Good Samaritan laws serve to protect people who are prepared to assist another individual without any hidden motives. There’s no reason you should have to deal with a lawsuit as long as you help at the spot of the emergency, use the correct method, and act only in good conscience.

When Can You Get Sued for Performing CPR?

If you are ever the only person able to help a trauma victim – do it without hesitation or worrying if you can be sued for performing CPR. However, make sure to stick to known practices and not panic. According to the law, people can get sued for providing CPR when untrained only if they are completely negligent – don’t pay attention to signs of life or administer CPR too aggressively.

That is why it is always a good idea to take a CPR course put together according to the American Heart Association (AHA) guidelines.

Do Healthcare Providers Fall Under Good Samaritan Laws Protection From Being Sued for Performing CPR?

The purpose of the Good Samaritan legislation is to safeguard folk who don’t frequently provide emergency aid.

Certain requirements must be met in order for doctors (and other health care providers and emergency medical personnel) to be covered by the Good Samaritan laws. First, there must be no requirement to treat. This is why doctors who are on call are not covered by this protection if they make a mistake due to negligence.

Second – a doctor or other health care provider who provides assistance for free is exempt from liability in nearly all states. One can no longer qualify under Good Samaritan laws and is no longer entitled to protection if they are paid for providing emergency care.

State Differences

There are Good Samaritan laws across every state. When a medical professional is on duty, the majority of laws do not apply to them. However, when they are responding to an emergency after hours, some laws do provide some protection. While some Good Samaritan statutes are situation-specific, others, like in Pennsylvania, include anybody who tries to assist in an emergency. Minnesota obligates bystanders in an emergency to offer reasonable assistance, like calling 911.
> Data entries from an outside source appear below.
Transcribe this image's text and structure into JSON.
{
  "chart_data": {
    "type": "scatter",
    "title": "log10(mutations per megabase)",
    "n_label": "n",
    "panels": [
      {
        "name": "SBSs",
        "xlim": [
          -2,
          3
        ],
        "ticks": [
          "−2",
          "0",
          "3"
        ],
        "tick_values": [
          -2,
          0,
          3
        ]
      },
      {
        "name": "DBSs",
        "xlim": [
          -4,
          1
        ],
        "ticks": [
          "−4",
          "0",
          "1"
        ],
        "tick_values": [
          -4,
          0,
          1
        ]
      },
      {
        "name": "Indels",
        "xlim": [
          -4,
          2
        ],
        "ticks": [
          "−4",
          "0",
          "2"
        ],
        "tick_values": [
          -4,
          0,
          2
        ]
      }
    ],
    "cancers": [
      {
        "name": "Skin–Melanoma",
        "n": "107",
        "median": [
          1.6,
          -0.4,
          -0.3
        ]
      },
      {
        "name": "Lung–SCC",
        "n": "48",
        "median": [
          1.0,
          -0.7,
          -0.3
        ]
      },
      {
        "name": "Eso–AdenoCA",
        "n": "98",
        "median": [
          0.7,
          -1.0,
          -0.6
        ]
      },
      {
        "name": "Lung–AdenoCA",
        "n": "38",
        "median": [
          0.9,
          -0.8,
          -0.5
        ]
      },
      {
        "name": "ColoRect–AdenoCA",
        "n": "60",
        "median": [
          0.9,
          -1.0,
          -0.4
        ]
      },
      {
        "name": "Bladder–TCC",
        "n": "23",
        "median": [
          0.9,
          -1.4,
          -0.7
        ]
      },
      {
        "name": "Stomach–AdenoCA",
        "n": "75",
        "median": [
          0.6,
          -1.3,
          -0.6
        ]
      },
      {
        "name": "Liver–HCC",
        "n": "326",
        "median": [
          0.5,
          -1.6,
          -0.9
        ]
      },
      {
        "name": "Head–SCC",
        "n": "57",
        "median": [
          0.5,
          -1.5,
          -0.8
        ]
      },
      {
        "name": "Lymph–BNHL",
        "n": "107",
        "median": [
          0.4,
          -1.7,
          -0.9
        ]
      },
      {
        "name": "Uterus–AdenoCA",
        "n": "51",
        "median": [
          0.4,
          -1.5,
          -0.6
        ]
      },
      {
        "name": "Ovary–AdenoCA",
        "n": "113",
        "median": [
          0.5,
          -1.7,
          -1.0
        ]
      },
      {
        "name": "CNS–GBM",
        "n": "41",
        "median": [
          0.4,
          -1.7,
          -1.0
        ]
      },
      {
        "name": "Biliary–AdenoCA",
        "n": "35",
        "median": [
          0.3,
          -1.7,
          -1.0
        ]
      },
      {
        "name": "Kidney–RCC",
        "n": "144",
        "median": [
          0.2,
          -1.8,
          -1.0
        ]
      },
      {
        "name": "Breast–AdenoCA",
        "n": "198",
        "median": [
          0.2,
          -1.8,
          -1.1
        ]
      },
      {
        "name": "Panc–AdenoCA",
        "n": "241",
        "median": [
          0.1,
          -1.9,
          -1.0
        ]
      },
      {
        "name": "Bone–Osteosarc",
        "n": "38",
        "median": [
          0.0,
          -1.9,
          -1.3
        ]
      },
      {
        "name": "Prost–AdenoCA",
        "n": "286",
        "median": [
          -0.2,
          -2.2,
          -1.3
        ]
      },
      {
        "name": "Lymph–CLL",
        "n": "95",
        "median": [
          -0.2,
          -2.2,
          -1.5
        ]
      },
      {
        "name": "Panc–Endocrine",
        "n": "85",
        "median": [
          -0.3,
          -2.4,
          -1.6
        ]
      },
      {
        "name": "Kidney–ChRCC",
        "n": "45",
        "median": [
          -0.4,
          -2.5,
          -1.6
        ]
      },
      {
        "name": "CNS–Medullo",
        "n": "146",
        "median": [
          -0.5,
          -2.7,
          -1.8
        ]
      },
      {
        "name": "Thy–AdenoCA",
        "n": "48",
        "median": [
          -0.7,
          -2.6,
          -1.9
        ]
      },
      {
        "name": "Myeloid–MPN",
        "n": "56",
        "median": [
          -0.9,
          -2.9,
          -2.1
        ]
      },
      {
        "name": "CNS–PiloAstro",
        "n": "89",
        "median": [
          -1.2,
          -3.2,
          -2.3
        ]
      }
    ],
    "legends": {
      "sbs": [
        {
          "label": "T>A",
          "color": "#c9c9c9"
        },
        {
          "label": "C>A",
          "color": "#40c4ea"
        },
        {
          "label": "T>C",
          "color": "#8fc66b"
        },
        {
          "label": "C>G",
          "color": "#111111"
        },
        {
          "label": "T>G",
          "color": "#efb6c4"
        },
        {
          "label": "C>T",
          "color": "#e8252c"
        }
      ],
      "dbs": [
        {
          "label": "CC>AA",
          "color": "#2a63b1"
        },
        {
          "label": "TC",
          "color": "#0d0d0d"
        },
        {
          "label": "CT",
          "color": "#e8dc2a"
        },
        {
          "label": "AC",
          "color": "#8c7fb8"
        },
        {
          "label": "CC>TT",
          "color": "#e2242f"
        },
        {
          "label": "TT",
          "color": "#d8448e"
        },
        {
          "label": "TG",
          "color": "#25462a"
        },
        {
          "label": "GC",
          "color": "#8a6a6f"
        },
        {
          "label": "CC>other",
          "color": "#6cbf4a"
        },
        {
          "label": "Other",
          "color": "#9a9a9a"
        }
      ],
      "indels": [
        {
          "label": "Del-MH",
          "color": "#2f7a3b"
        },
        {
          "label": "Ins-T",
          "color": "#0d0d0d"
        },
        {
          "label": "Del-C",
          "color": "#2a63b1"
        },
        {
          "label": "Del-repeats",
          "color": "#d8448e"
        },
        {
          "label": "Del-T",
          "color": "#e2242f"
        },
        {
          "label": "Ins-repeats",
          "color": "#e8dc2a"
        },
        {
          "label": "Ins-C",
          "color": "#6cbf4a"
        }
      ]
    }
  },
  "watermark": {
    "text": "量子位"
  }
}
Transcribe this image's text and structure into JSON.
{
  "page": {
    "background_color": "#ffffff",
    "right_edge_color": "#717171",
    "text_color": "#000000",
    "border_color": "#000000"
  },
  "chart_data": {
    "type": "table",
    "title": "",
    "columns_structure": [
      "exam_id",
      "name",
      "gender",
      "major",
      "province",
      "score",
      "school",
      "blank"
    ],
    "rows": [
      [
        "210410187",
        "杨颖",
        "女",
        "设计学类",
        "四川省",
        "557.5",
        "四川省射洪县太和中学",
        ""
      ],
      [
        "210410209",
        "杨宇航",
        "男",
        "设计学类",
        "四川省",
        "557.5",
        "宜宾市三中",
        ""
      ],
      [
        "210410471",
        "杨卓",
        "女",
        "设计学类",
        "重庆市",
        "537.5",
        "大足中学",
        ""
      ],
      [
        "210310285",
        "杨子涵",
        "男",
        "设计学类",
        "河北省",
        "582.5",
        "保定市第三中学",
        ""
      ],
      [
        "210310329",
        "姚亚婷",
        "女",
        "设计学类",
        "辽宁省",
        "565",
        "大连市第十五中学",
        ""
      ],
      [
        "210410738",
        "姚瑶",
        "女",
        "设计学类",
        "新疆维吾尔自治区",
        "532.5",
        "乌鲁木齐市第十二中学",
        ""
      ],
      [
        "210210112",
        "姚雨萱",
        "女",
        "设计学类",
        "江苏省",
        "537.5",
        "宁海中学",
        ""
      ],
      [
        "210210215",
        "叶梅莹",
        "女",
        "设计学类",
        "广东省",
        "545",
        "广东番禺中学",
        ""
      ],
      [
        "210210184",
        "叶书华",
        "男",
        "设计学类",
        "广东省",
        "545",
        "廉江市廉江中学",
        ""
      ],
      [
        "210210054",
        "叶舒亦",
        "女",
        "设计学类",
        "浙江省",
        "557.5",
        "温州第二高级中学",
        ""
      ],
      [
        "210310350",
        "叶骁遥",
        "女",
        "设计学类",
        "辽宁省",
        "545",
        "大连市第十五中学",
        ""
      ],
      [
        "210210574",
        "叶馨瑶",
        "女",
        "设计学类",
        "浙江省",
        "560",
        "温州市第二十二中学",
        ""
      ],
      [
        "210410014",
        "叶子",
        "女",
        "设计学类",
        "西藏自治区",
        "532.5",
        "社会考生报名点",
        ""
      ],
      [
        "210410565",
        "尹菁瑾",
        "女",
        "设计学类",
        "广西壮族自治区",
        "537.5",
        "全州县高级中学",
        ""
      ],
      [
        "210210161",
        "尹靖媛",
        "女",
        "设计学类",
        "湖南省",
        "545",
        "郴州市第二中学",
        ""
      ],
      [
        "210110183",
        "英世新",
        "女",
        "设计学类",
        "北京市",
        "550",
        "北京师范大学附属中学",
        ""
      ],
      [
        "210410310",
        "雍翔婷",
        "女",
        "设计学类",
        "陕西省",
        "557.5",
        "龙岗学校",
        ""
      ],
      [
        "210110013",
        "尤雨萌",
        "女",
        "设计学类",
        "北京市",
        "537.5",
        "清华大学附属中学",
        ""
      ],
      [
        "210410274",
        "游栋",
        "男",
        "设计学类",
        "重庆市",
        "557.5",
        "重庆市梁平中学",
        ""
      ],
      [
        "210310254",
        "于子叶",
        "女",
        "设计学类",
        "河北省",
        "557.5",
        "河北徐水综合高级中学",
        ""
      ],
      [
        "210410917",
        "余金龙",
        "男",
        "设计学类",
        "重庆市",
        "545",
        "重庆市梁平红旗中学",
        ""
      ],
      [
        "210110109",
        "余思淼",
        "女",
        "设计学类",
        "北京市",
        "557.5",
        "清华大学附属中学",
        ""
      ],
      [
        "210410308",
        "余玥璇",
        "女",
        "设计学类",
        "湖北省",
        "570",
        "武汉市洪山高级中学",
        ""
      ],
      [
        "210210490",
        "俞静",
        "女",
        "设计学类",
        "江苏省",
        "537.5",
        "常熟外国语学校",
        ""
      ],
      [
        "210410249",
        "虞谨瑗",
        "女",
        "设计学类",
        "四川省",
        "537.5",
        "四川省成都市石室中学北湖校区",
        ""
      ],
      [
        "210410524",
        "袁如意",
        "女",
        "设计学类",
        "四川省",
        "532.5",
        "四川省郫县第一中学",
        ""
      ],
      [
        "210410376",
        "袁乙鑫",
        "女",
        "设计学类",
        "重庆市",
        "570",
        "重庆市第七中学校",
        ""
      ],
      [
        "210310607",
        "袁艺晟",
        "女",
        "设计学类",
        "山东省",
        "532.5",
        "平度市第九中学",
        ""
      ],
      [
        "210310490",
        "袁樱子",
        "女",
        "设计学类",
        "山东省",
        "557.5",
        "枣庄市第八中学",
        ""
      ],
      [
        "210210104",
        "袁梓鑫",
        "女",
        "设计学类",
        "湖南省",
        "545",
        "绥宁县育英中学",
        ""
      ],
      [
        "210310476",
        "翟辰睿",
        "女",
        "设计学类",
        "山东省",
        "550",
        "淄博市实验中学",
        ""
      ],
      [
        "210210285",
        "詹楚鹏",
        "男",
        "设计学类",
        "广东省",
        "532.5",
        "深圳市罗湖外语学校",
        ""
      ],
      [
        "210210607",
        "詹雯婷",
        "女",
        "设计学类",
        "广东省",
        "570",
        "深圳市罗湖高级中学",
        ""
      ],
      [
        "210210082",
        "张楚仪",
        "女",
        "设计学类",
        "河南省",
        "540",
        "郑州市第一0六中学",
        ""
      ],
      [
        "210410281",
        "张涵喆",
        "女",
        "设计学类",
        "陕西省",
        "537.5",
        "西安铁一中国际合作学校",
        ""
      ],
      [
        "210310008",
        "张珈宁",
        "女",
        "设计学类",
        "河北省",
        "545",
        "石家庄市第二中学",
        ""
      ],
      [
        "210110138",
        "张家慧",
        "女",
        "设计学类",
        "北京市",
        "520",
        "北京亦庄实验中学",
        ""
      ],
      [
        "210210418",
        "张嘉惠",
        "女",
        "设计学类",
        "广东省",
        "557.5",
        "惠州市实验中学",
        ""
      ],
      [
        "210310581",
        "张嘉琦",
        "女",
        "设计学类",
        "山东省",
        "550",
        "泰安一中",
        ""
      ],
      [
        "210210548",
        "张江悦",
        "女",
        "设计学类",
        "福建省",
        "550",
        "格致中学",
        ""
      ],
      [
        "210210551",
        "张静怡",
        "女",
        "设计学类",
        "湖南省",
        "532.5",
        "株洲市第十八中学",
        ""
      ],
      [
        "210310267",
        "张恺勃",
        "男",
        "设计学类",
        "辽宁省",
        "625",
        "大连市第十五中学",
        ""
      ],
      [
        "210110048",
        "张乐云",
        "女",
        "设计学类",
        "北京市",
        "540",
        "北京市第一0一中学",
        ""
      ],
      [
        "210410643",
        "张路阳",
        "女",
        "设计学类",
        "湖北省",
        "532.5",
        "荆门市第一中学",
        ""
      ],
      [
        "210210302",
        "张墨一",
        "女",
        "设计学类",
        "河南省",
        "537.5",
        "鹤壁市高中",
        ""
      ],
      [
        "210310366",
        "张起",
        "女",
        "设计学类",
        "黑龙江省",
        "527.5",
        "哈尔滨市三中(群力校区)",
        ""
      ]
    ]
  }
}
For instance, unless cardiac arrest is involved, Alabama’s statute restricts participation to a trained bystander and public education personnel. Only CPR or bleeding control bystander emergency aid is covered by Oklahoma’s Good Samaritan protection law.

Looking At What We Learned About Being Sued for Performing CPR

Can you be sued for performing CPR even if you have a CPR certification? You can indeed be sued for performing CPR; however, the Good Samaritan laws exist to protect you. Unless you are negligent while administering CPR and not paying attention to the victim, you won’t face charges.

Different rules apply to medical personnel. If a doctor, nurse, or any other healthcare provider administers CPR off-duty, they are also protected by Good Samaritan laws. However, if they give CPR while working and are negligent, the laws don’t apply to them.